Pro-osteogenic Effects of DPSC-derived Extracellular Vesicles on Jaw Bone-derived MSCs

Objectives: Dental pulp stem cells (DPSCs) represent a unique subpopulation of mesenchymal stem cells (MSCs) with potential for bone regeneration with its osteogenic propensity and pro-bone regeneration potentials. The use of extracellular vesicles (EVs) by MSCs have several practical advantages over MSC-based therapy, including easiness for production, storage, less potential regulatory and ethical issues for translational application in clinical setting. Hence, we aim to explore the effect of DPSC-derived EVs on osteogenic differentiation of human jaw bone-derived mesenchymal stem cells (JB-MSCs).

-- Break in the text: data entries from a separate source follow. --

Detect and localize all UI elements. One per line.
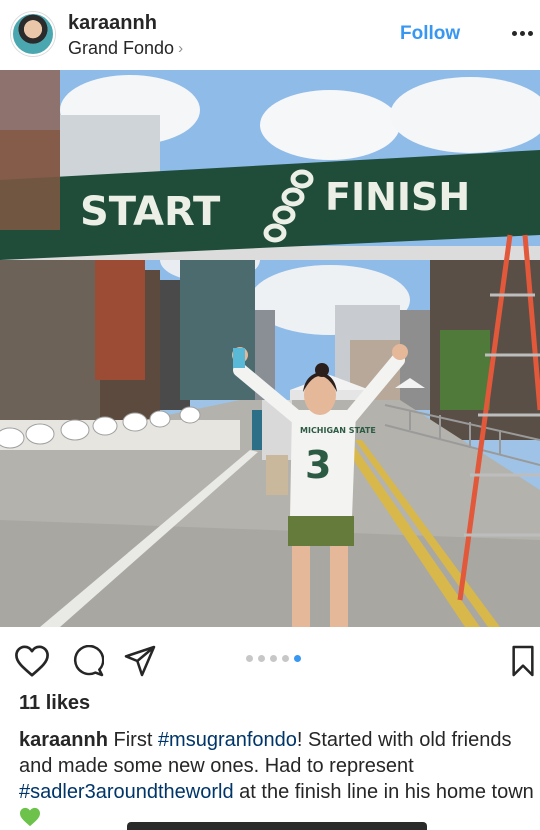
hashtag-link[interactable]: #msugranfondo: [158, 729, 297, 751]
post-header: karaannh Grand Fondo › Follow: [0, 0, 540, 70]
carousel-dot: [270, 655, 277, 662]
carousel-dot: [258, 655, 265, 662]
caption-text: First: [107, 729, 158, 751]
heart-icon[interactable]: [14, 643, 50, 679]
location-label: Grand Fondo: [68, 38, 175, 58]
follow-button[interactable]: Follow: [400, 23, 460, 45]
carousel-indicator: [246, 655, 301, 662]
post-caption: karaannh First #msugranfondo! Started wi…: [19, 727, 534, 830]
likes-count[interactable]: 11 likes: [19, 692, 90, 715]
hashtag-link[interactable]: #sadler3aroundtheworld: [19, 781, 234, 803]
chevron-right-icon: ›: [178, 40, 184, 57]
shirt-text: MICHIGAN STATE: [300, 426, 376, 435]
direct-share-icon[interactable]: [122, 643, 158, 679]
avatar[interactable]: [11, 12, 55, 56]
carousel-dot-active: [294, 655, 301, 662]
post-photo[interactable]: START FINISH MICHIGAN STATE 3: [0, 70, 540, 627]
comment-icon[interactable]: [70, 643, 106, 679]
carousel-dot: [246, 655, 253, 662]
caption-username[interactable]: karaannh: [19, 729, 108, 751]
banner-start-text: START: [80, 189, 221, 235]
shirt-number: 3: [305, 443, 331, 487]
more-options-icon[interactable]: [510, 18, 534, 48]
location-link[interactable]: Grand Fondo ›: [68, 38, 183, 59]
home-indicator: [127, 822, 427, 830]
bookmark-icon[interactable]: [505, 643, 540, 679]
caption-text: at the finish line in his home town: [233, 781, 534, 803]
action-bar: [0, 635, 540, 685]
carousel-dot: [282, 655, 289, 662]
banner-finish-text: FINISH: [325, 175, 470, 219]
username[interactable]: karaannh: [68, 12, 157, 35]
green-heart-emoji: [20, 807, 40, 827]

Methods: DPSCs were isolated from human dental pulp tissues of extracted wisdom teeth. The conditioned media of cultured DPSCs were harvested and DPSC-released EVs were purified. The concentration and size distribution of DPSC-exosomes were determined using Nanosight NS300 instrument. The expression of EV surface markers CD63 and CD9 were determined by Western blot. Ex vivo expanded jaw bone-MSCs (JB-MSCs) were cultured under osteogenic differentiation medium in the presence of different doses of DPSC-derived EVs (10, 20, 40μg/mL), while JB-MSCs cultured under normal conditions were used as negative control. After culturing for different time periods (1, 2, 3, 4, and 6 weeks), each group of cells were collected for RNA and protein extractions to quantify expression of osteogenic genes by qRT-PCR and Western blot. Meanwhile, mineralization of differentiated cells was evaluated by using Alizarin Red S staining.
Results: Treatment with DPSC-derived EVs led to a dose-dependent increase in the expression of osteogenic genes, including RUNX2, alkaline phosphatase (ALP), type I collagen (COL1A1), and osteocalcin (OCN), at both mRNA and protein levels in JB-MSCs as determined by qRT-PCR and Western blot, respectively. Alizarin Red S staining showed that DPSC-derived EVs increased the mineralized deposits of calcium in JB-MSCs following osteogenic induction for 4 and 6 weeks, respectively.
Conclusions: DPSC-derived EVs possess pro-osteogenic effects on JB-MSCs, thus supporting the notion that DPSC-derived EVs might be used as a novel cell-free product for translational application in clinic for regeneration and reconstruction of craniofacial bone defects.